Elle-même parodiée à 3600 secondes d'extase, elle jure qu'elle n'a rien changé. «J'ai passé ma vie à me battre avec mes cheveux et à parler avec mes mains, alors la couette et les trop nombreux gestes, impossible pour moi de corriger.»

Les limites de l'humour

Philippe Laguë, concepteur-animateur de l'émission À la semaine prochaine, dit que sa règle de base, c'est d'être plus bon enfant que méchant. «Pierre Verville et moi, nous nous disons toujours qu'il ne faut pas aller plus loin que ce qui nous permettrait de nous trouver face à la personne parodiée sans en être gênés.»

De toute façon, voudraient-ils verser dans le fiel que leurs auditeurs ne les suivraient pas, croit Philippe Laguë. «Comme ils sont en studio, nous sommes très à même de constater que les auditeurs de notre émission n'aiment pas du tout que l'on se moque d'un trait physique de quelqu'un, par exemple.

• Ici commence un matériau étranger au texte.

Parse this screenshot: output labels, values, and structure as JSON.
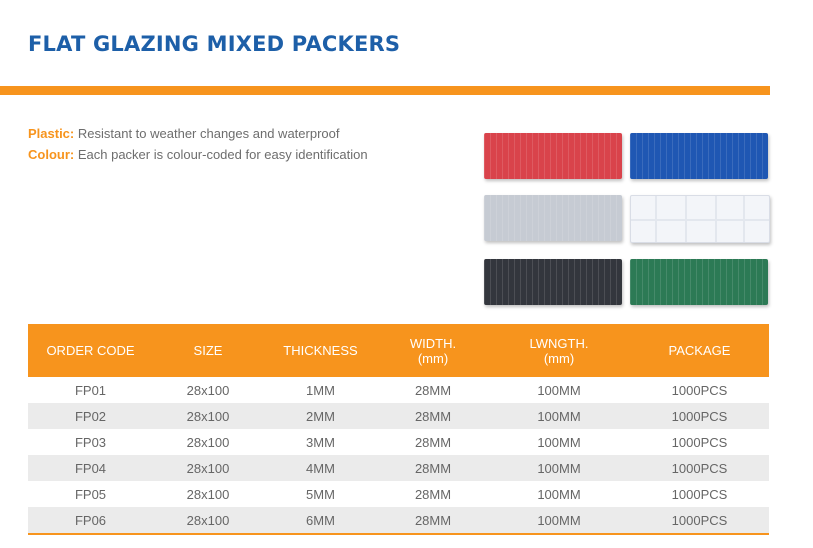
{
  "title": "FLAT GLAZING MIXED PACKERS",
  "features": [
    {
      "label": "Plastic:",
      "text": "Resistant to weather changes and waterproof"
    },
    {
      "label": "Colour:",
      "text": "Each packer is colour-coded for easy identification"
    }
  ],
  "swatches": [
    {
      "name": "red",
      "color": "#d9434b"
    },
    {
      "name": "blue",
      "color": "#1f57b3"
    },
    {
      "name": "grey",
      "color": "#c6cbd3"
    },
    {
      "name": "clear",
      "color": "#f3f5f9"
    },
    {
      "name": "black",
      "color": "#33363d"
    },
    {
      "name": "green",
      "color": "#2c7a55"
    }
  ],
  "table": {
    "headers": [
      {
        "line1": "ORDER CODE",
        "line2": ""
      },
      {
        "line1": "SIZE",
        "line2": ""
      },
      {
        "line1": "THICKNESS",
        "line2": ""
      },
      {
        "line1": "WIDTH.",
        "line2": "(mm)"
      },
      {
        "line1": "LWNGTH.",
        "line2": "(mm)"
      },
      {
        "line1": "PACKAGE",
        "line2": ""
      }
    ],
    "rows": [
      [
        "FP01",
        "28x100",
        "1MM",
        "28MM",
        "100MM",
        "1000PCS"
      ],
      [
        "FP02",
        "28x100",
        "2MM",
        "28MM",
        "100MM",
        "1000PCS"
      ],
      [
        "FP03",
        "28x100",
        "3MM",
        "28MM",
        "100MM",
        "1000PCS"
      ],
      [
        "FP04",
        "28x100",
        "4MM",
        "28MM",
        "100MM",
        "1000PCS"
      ],
      [
        "FP05",
        "28x100",
        "5MM",
        "28MM",
        "100MM",
        "1000PCS"
      ],
      [
        "FP06",
        "28x100",
        "6MM",
        "28MM",
        "100MM",
        "1000PCS"
      ]
    ]
  }
}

Dire d'Éric Lapointe qu'il est petit ou qu'un autre est laid, ça ne passe pas. Ça ne fait pas rire notre public.»

Parfois, Pierre Verville signale à son collègue qu'il vient de croiser telle ou telle personnalité parodiée. Et alors, a-t-il dit quelque chose? de s'informer Philippe Laguë. D'habitude, rien, ou rien de négatif, bien que Philippe Laguë se souvienne tout de même d'une petite nervosité palpable et réciproque lors d'une émission de Christiane Charrette à laquelle il s'est retrouvé en face de Gilles Duceppe, le vrai.

Le malaise a été bien passager, comme en témoigne ce livre qu'il a ensuite reçu du chef du Bloc québécois, dédicacé façon À la semaine prochaine. «Cher Philippe, qui c'que c'est que vous pensez qui vous fait cette dédicace! Hein? Hein? C'est Gilles Duceppe!» est-il écrit.

Comme Serge Chapleau, Philippe Laguë fait valoir que les personnages de son émission ont tôt fait de se créer eux-mêmes un chemin. «Gilles Duceppe, par exemple, ce n'est plus Gilles Duceppe, c'est devenu un personnage en soi.»

Et les préférés de Philippe Laguë? Jean Charest marche fort, très fort, et le public se déchaîne quand il est parodié. Philippe Laguë dit aussi adorer le clone de Gérald Tremblay ou son Denis Coderre qui twitte même quand il accorde une entrevue.

Et quelles personnalités devraient redouter d'être mises en vedette à son épisode spécial de fin d'année? Au moment de l'entrevue, il restait encore à déterminer qui serait coupé au montage, mais Pauline Marois, Jean Charest, Gérald Tremblay, Gilles Duceppe, Anne-Marie Losique, Claude Poirier, la commission Bastarache pour l'ensemble de l'oeuvre et, bien sûr, Pierre Maisonneuve devraient avoir leurs moments de gloire.